Hanging in her office is a copy of the front-page byline she got in The New York Times, exceedingly rare for an AP staffer. But the hype surrounding Tuskegee would play a big role in Heller’s decision to leave the AP in 1974.

“I felt after all of the brouhaha over … Tuskegee, and what came after it, that I should move on,” she says. She went on to a three-decade career that would take her from the hills of Wyoming to the beaches of South Florida.

These days, Heller spends her time cranking out fiction. She’s five books into a mystery series featuring Deuce Mora, a hard-driving female reporter who is a very un-pixie-like 6 feet tall.

Despite her distress over the state of the news business, she has never thought about returning to journalism.

“You can’t go home again; I firmly believe that,” she says. “And I don’t want to be competing against myself or against expectations.”

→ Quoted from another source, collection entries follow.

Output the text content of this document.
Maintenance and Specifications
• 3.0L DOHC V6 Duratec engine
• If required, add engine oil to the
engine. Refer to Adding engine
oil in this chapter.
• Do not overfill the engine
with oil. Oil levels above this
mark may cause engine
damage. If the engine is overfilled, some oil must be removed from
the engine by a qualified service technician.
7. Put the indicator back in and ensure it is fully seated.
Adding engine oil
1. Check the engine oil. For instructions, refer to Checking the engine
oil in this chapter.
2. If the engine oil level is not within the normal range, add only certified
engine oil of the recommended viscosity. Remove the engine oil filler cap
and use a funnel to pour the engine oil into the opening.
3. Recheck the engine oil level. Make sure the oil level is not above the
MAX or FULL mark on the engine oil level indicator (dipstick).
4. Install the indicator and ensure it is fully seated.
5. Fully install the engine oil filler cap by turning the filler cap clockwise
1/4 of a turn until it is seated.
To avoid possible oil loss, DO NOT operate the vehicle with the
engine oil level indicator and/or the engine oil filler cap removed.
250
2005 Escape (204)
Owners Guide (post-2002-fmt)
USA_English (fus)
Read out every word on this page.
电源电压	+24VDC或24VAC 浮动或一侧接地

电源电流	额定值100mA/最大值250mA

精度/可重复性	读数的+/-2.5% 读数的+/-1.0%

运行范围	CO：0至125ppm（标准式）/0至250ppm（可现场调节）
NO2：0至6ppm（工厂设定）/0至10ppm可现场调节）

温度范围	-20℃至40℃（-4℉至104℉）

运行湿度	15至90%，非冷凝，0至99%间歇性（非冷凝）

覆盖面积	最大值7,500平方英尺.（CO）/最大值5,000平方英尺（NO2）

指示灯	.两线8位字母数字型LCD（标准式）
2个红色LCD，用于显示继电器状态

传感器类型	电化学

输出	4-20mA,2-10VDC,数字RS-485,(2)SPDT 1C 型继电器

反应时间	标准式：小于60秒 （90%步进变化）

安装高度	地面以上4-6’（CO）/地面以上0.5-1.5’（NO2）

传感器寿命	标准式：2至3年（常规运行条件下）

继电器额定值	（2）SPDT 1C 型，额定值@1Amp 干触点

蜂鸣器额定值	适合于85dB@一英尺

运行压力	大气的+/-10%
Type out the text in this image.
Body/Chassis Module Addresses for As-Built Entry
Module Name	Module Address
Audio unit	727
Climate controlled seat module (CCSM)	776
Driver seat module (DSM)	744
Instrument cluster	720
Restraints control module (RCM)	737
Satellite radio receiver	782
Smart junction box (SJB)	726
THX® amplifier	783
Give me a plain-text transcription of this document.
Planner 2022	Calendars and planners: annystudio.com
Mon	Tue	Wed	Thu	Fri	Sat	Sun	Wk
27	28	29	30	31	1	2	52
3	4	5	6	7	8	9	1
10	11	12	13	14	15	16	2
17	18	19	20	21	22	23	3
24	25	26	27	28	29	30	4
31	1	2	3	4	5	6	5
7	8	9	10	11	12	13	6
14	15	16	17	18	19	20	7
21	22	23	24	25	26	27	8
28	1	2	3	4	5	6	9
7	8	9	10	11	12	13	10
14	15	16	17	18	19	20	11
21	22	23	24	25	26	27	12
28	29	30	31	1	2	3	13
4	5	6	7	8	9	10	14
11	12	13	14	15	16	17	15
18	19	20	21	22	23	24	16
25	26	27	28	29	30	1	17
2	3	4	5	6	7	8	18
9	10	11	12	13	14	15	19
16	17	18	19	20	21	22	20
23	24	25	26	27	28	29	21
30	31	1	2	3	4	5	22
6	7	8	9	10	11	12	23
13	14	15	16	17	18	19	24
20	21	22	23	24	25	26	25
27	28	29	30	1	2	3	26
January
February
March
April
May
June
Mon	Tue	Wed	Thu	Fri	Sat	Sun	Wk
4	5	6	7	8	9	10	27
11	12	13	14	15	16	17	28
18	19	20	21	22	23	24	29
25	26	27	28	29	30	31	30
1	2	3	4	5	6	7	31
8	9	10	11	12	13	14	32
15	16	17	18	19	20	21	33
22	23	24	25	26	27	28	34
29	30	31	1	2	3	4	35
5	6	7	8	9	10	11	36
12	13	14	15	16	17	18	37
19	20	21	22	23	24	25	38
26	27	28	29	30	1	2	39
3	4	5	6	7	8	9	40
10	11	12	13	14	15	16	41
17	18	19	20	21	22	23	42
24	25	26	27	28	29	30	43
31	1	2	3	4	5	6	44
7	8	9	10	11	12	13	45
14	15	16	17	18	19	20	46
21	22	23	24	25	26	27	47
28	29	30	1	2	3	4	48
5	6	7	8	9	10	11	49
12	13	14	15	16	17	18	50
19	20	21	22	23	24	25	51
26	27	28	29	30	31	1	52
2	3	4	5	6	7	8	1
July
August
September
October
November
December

When asked if she regretted giving up what is arguably one of the great scoops in American journalism, Lederer replied: “Possibly, you know, a little bit.” But she knew the story was bigger than her or Heller or any individual reporter.

“What I cared about most was that this seemed to be a horrible and deadly injustice to innocent Black men,” says Lederer, who was the first woman assigned full time to cover the Vietnam War for the AP and remains its chief U.N. correspondent.

“And for me, the important thing was to verify it and to see that it got out to the broader American public – and that something was done to prevent any such experiments from happening again.”

Heller agrees.

“The story isn’t about me anyway,” she says. “It’s about them.”